Kardiyolog Prof. Dr. Ergün Seyfeli, Türkiye'de her üç kişiden birinin tansiyon hastası olduğunu ve bu hastaların yarısının durumlarından habersiz olduklarını açıkladı. Prof. Dr. Seyfeli, tansiyon kontrolünün önemi ve doğru ölçüm yöntemleri hakkında önemli bilgiler paylaştı.
Prof. Dr. Seyfeli, tansiyonun kanın damar duvarına yaptığı basınç olarak tanımlandığını ve 120/80 değerlerinin normal kabul edildiğini belirterek, "Bu basınç 140/90 milimetrenin üzerine çıktığında hipertansiyon tanısı koyuyoruz. Hipertansiyon, en sık karşılaşılan kardiyovasküler risk faktörüdür. 18 yaş üstü her üç kişiden birinin tansiyon hastası olduğu kabul edilmektedir. Ancak, tansiyon hastalarının yarısı durumlarının farkında değil. Teşhisi kolay olmasına rağmen, bu hastalık sıkça gözden kaçmaktadır" dedi.
Doğru tansiyon ölçümü için dikkat edilmesi gerekenler
Tansiyon ölçümünün doğru yapılmasının önemine değinen Prof. Dr. Seyfeli, "Tansiyon ölçümü basit ve ucuz bir yöntemdir. Ancak, doğru sonuçlar almak için ölçümden 30 dakika önce kahve, çay, kafeinli gıdalar ve yemek tüketilmemelidir. Ölçüm sırasında kişinin en az 5 dakika dinlenmiş olması, sırtını bir yere dayaması ve kolunu kalp hizasında tutması gerekmektedir. Ayrıca, sıkı elbiselerin çıkarılması ve ölçüm sırasında konuşulmaması önemlidir" şeklinde konuştu.

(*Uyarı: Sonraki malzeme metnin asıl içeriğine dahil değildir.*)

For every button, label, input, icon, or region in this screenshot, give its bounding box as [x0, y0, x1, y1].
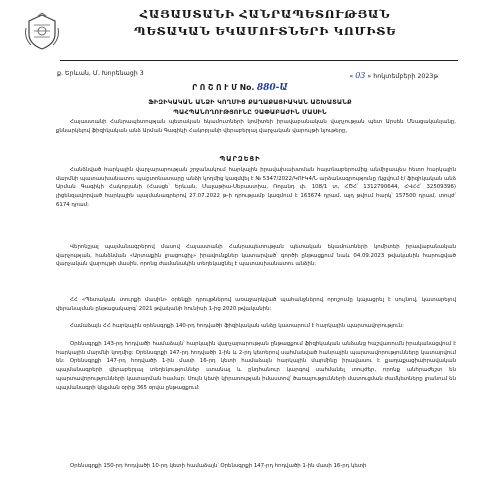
paragraph-2: [56, 243, 456, 269]
letterhead: [70, 6, 460, 40]
paragraph-5-text: Օրենսգրքի 143-րդ հոդվածի համաձայն՝ հարկային վարչարարության ընթացքում ֆիզիկական անձանց հաշվառումն իրականացվում է հարկային մարմնի կողմից: Օրենսգրքի 147-րդ հոդվածի 1-ին և 2-րդ կետերով սահմանված հանրային պարտավորությունները կատարվում են: Օրենսգրքի 147-րդ հոդվածի 1-ին մասի 16-րդ կետի համաձայն հարկային մարմինը իրավասու է քաղաքացիաիրավական պայմանագրերի վերաբերյալ տեղեկություններ ստանալ և ընդհանուր կարգով սահմանել տույժեր, որոնք անհրաժեշտ են պարտավորությունների կատարման համար: Սույն կետի կիրառության իմաստով՝ ծառայությունների մատուցման ժամկետները լրանում են պայմանագրի կնքման օրից 365 օրվա ընթացքում:: [56, 341, 456, 391]
paragraph-4-text: Համաձայն ՀՀ հարկային օրենսգրքի 140-րդ հոդվածի ֆիզիկական անձը կատարում է հարկային պարտավորություն:: [70, 323, 404, 329]
document-title-line-2: ՊԱՀՊԱՆՈՂՈՒԹՅՈՒՆԸ ՉԱՓԱԲԱԺԻՆ ՄԱՍԻՆ: [173, 108, 327, 116]
letterhead-line-1: ՀԱՅԱՍՏԱՆԻ ՀԱՆՐԱՊԵՏՈՒԹՅԱՆ: [139, 7, 391, 21]
paragraph-3-text: ՀՀ «Պետական տուրքի մասին» օրենքի դրույթներով առաջարկված պահանջներով որոշումը կայացրել է սույնով, կատարելով վերանայման ընթացակարգ՝ 2021 թվականի հունիսի 1-ից 2020 թվականին:: [56, 297, 456, 312]
address: ք. Երևան, Մ. Խորենացի 3: [57, 70, 144, 77]
order-label: Ր Ո Շ Ո Ւ Մ No.: [192, 83, 255, 92]
intro-paragraph: [56, 118, 456, 135]
paragraph-6-text: Օրենսգրքի 150-րդ հոդվածի 10-րդ կետի համաձայն՝ Օրենսգրքի 147-րդ հոդվածի 1-ին մասի 16-րդ կետի: [70, 463, 367, 469]
order-date-day: 03: [355, 71, 366, 80]
paragraph-5: [56, 340, 456, 392]
order-date-rest: հոկտեմբերի 2023թ: [373, 73, 438, 80]
header-divider: [60, 60, 458, 61]
paragraph-3: [56, 296, 456, 313]
paragraph-4: [56, 322, 456, 331]
order-date: « 03 » հոկտեմբերի 2023թ: [349, 71, 438, 80]
paragraph-1-text: Հանձնված հարկային վարչարարության շրջանակում հարկային իրավախախտման հայտնաբերումից անմիջապես հետո հարկային մարմնի պատասխանատու պաշտոնատարը անձի կողմից կազմվել է № 5347/2022/ԿՈՒԿ4/Ն արձանագրությունը /կցվում է/ ֆիզիկական անձ Արման Գագիկի Հակոբյանի (Հասցե՝ Երևան, Մալաթիա-Սեբաստիա, Ռոլանդ փ. 108/1 տ, ՀԾՀ՝ 1312790644, ՀՎՀՀ՝ 32509396) լիցենզավորված հարկային պայմանագրերով 27.07.2022 թ-ի դրությամբ կազմում է 163674 դրամ, այդ թվում հարկ՝ 157500 դրամ, տույժ՝ 6174 դրամ:: [56, 167, 456, 208]
order-number: 880-Ա: [256, 83, 288, 93]
letterhead-line-2: ՊԵՏԱԿԱՆ ԵԿԱՄՈՒՏՆԵՐԻ ԿՈՄԻՏԵ: [133, 24, 397, 38]
document-title-line-1: ՖԻԶԻԿԱԿԱՆ ԱՆՁԻ ԿՈՂՄԻՑ ՔԱՂԱՔԱՑԻԱԿԱՆ ԱՇԽԱՏԱՆՔ: [148, 98, 352, 106]
order-line: [0, 83, 480, 93]
section-heading: ՊԱՐԶԵՑԻ: [219, 155, 261, 163]
paragraph-2-text: Վերոնշյալ պայմանագրերով մասով Հայաստանի Հանրապետության պետական եկամուտների կոմիտեի իրավաբանական վարչության, հանձնման «Արտաքին լրացուցիչ» իրավունքներ կատարված՝ գործի ընթացքում նաև 04.09.2023 թվականին հարուցված վարչական վարույթի մասին, որոնց ժամանակին տեղեկացնել է պատասխանատու անձին:: [56, 244, 456, 268]
intro-text: Հայաստանի Հանրապետության պետական եկամուտների կոմիտեի իրավաբանական վարչության պետ Արսեն Մնացականյանը, քննարկելով ֆիզիկական անձ Արման Գագիկի Հակոբյանի վերաբերյալ վարչական վարույթի նյութերը,: [56, 119, 456, 134]
paragraph-1: [56, 166, 456, 210]
coat-of-arms-icon: [22, 12, 62, 52]
document-title: [50, 97, 450, 117]
paragraph-6: [56, 462, 456, 471]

Tansiyonun belirgin bir şikayeti yok
Yüksek tansiyonun belirgin bir şikayetinin olmadığını vurgulayan Prof. Dr. Seyfeli, "Hipertansiyonu olan hastalarda genellikle baş ağrısı, baş dönmesi, çarpıntı, nefes darlığı, çabuk yorulma ve halsizlik gibi belirtiler görülür. Hipertansiyonu olan hastaların yüzde 30’unda baş ağrısı görülürken, bu ağrı enseden başlayarak öne doğru yayılır. Ancak, hastaların yüzde 70'inde baş ağrısı olmayabilir. Bu nedenle, düzenli tansiyon ölçümü yapılması önemlidir" dedi.
Hipertansiyonun ciddi sonuçları olabilir
Prof. Dr. Seyfeli, yüksek tansiyonun en çok kalp ve damar sistemine zarar verdiğini belirterek, "Kalp krizleri, kalp yetmezliği, aort damarında balonlaşmalar, felç, böbrek yetmezliği ve körlük gibi ciddi komplikasyonlar ortaya çıkabilir" ifadelerini kullandı.
Tuz tüketimi azaltılmalı
Hipertansiyondan korunma yollarına da değinen Prof. Dr. Seyfeli, "Hipertansif hastalar tuza çok hassastır. Ülkemizde tuz tüketimi oldukça yüksektir. Günlük 6 gramlık tuz tüketimi önerilmesine rağmen, bu miktarın neredeyse üç katı kadar tuz tüketiliyor. Sofralarımızda tuz bulundurmamamız gerekiyor. Fast food, salam ve sosis gibi raf ömrü uzun gıdalardan uzak durmalıyız" dedi.
Kilo vermek önemli bir adım
Tansiyon tedavisinin zor olmadığını belirten Prof. Dr. Seyfeli, "İlaçtan önce yaşam tarzı ve beslenmeye dikkat edilmelidir. Kilolu bir hasta, kilosunun yüzde 10’unu verdiğinde veya sofrada tuzu kısıtladığında tansiyonunu bir ilaç almış kadar düşürebilir. Egzersiz de tansiyonun düşmesine yardımcı olur. Ayrıca, günümüzde kullanılan güçlü ilaçlar da kan basıncını dengeleyebilir. Beslenme ve diyete dikkat ederek tansiyonla mücadelede daha başarılı olabiliriz" dedi.